Sedangkan di masa Utsmaniyah disediakan alokasi anggaran khusus untuk haji. Damaskus dan Kairo masih menjadi titik utama pemberangkatan haji. Mereka menggunakan ribuan unta untuk membawa peziarah, pedagang, barang, bahan makanan, dan air. Banyak orang juga yang berjalan kaki. Para penguasa akan memastikan keamanan yang dipimpin seorang Amir al-Haji dari suku Arab Badui yang kerap kali mengganggu perjalanan mereka. Tak hanya penjaga keamanan, bahkan para ahli bedah dan dokter juga pun diberikan kepada jemaah, secara cuma-cuma.
Di masa Kekhilafahan Utsmani, dibangunlah transportasi massal dari Istanbul, Damaskus, hingga Madinah untuk mengangkut jemaah haji pada masa Khilafah Sultan Abdul Hamid II, yang disebut Hijaz Railway. Begitu pula setelahnya, kapal uap mulai digunakan untuk perjalanan haji dan meningkatkan jumlah calon haji yang bepergian melalui rute laut. Hingga dibukanya Terusan Suez pada tahun 1869.
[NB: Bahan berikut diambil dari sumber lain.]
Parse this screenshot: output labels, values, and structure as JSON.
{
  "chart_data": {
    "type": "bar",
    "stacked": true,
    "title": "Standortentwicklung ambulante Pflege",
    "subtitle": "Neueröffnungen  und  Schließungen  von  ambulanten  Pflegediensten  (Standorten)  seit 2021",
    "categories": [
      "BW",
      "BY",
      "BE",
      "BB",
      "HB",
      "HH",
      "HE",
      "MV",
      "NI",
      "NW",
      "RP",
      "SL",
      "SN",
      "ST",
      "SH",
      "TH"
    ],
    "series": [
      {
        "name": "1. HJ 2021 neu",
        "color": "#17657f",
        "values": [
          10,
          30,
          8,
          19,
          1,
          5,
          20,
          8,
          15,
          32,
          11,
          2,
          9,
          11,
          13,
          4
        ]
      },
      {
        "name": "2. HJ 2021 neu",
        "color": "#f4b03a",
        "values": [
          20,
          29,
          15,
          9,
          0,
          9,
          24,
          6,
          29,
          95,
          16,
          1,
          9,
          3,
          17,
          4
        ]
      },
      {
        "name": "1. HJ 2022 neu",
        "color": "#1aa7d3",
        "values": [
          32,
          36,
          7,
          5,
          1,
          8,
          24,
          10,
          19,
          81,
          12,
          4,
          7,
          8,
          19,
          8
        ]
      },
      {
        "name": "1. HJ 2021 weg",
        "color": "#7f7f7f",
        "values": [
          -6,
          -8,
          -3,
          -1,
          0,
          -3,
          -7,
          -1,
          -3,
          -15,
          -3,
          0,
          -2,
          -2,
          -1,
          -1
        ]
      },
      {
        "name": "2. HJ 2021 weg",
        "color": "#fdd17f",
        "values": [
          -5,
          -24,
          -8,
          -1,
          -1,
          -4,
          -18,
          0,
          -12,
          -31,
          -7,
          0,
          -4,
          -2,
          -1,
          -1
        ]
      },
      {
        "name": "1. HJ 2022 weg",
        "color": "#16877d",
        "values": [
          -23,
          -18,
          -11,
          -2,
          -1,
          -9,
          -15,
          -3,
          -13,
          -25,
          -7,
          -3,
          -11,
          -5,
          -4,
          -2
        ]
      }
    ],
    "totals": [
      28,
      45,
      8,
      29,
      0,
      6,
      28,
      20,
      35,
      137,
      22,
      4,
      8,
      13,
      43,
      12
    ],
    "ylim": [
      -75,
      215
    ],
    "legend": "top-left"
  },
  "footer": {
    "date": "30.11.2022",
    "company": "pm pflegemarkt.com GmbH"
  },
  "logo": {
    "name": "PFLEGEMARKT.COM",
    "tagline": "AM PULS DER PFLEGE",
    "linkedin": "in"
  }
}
Tampak betapa indahnya kepemimpinan Islam di masa lampau, yang telah memudahkan umat melaksanakan ibadah haji. Maka tak mungkin kapitalisme mampu mengakomodir perjalanan haji dengan baik sebab selamanya sistem ini bertujuan memperoleh keuntungan, yang berupa materi. Meskipun melalui sebuah perjalanan ibadah.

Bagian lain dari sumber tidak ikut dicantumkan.